A few years ago, the American Library Association titillated with a slightly risqué theme for adult summer reading. “Between the Covers” inferred naughtiness but its graphical representation was chaste. With tears falling, the monster, Frankenstein, was in a twin bed reading Gone with the Wind while an aghast Scarlett O’Hara was positioned in another twin bed, reading Frankenstein. Scarlett and Frankenstein were linked by a book spine, but were obviously not even in the same room. I thought it was clever and humorous, but for some librarians, it must have evoked too much heavy breathing, since many libraries, that year, used the graphic of an open book, with the words, “Between the Covers” on top.
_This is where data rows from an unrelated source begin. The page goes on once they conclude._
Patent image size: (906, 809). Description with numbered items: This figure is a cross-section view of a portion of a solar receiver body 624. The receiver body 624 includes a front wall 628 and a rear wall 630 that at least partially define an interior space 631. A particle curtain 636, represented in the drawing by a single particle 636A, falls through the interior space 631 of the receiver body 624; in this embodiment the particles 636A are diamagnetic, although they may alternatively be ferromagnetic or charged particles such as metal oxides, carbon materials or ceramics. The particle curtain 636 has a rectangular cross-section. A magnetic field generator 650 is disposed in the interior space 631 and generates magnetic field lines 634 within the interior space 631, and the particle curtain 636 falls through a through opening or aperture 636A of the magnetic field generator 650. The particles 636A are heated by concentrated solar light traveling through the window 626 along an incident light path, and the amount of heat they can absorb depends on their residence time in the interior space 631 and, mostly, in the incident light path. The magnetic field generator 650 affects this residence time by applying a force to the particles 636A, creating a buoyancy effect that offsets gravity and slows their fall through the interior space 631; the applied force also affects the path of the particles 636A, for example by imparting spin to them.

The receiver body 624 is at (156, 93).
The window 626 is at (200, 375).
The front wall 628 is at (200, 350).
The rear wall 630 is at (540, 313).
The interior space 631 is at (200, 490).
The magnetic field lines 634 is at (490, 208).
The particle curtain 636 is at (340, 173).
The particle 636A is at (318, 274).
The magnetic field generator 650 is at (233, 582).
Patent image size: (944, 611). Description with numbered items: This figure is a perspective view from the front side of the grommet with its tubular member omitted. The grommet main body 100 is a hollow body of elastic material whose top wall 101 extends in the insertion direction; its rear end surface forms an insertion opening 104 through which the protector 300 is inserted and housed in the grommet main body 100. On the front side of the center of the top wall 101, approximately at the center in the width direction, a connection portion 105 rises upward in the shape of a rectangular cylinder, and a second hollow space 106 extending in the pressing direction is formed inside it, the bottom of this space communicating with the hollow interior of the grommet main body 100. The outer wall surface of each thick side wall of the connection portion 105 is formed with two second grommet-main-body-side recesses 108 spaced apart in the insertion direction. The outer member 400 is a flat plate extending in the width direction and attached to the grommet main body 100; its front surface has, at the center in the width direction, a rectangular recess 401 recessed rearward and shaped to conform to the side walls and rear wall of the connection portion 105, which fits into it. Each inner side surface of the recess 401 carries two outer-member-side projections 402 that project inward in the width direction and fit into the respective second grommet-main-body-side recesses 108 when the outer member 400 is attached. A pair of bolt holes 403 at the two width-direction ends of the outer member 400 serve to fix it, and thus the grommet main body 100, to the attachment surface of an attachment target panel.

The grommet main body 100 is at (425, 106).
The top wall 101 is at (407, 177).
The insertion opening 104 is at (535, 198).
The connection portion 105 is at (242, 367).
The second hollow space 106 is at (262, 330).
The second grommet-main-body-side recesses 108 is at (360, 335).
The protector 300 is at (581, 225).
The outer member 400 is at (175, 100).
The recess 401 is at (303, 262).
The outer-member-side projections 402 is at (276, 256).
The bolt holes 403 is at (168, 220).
Sigh!
I only remembered this because of another tantalizing article I read this month regarding the pages between the covers of a book. Teraherz, a new imaging technology using electromagnetic waves developed by the Georgia Institute of Technology and the Massachusetts Institute of Technology, can read through the cover and pages of a book without turning pages. It’s a neat trick and also potentially very useful. The New York Metropolitan Museum of Art is very interested in the process because they have a lot of antique books which have deteriorated so much that they should not be opened, or even touched. The technology is still so young that only a nine-page book can be read successfully, but experts promise that it will be possible to scan an entire book in the near future.
Other technologies, one using wavelengths of light and the other a CT scan process, are being used to virtually unroll 4,000-year-old papyrus scrolls. These technologies can possibly read charred scrolls carbonized in the eruption of Mt. Vesuvius.
The Kent Memorial Library also has some historical books in various stages of deterioration. Even when the teraherz technology is available, our library will not be able to afford it. What we need to do, and soon, is to open those books carefully and digitally scan their pages so contents are not lost. All history is local. In the library, we have local history galore. It would be a shame to lose it.
But, let’s return to reading. Summer reading is gone, although the library’s summer reading statistics were great. 419 adults signed on for summer reading and participants in the teen and children programs numbered 324. However, have you noticed it’s getting cold outside? Late fall reading is here. In this season, my favorite place to read is snuggled between the covers at night. Do you want to do it together?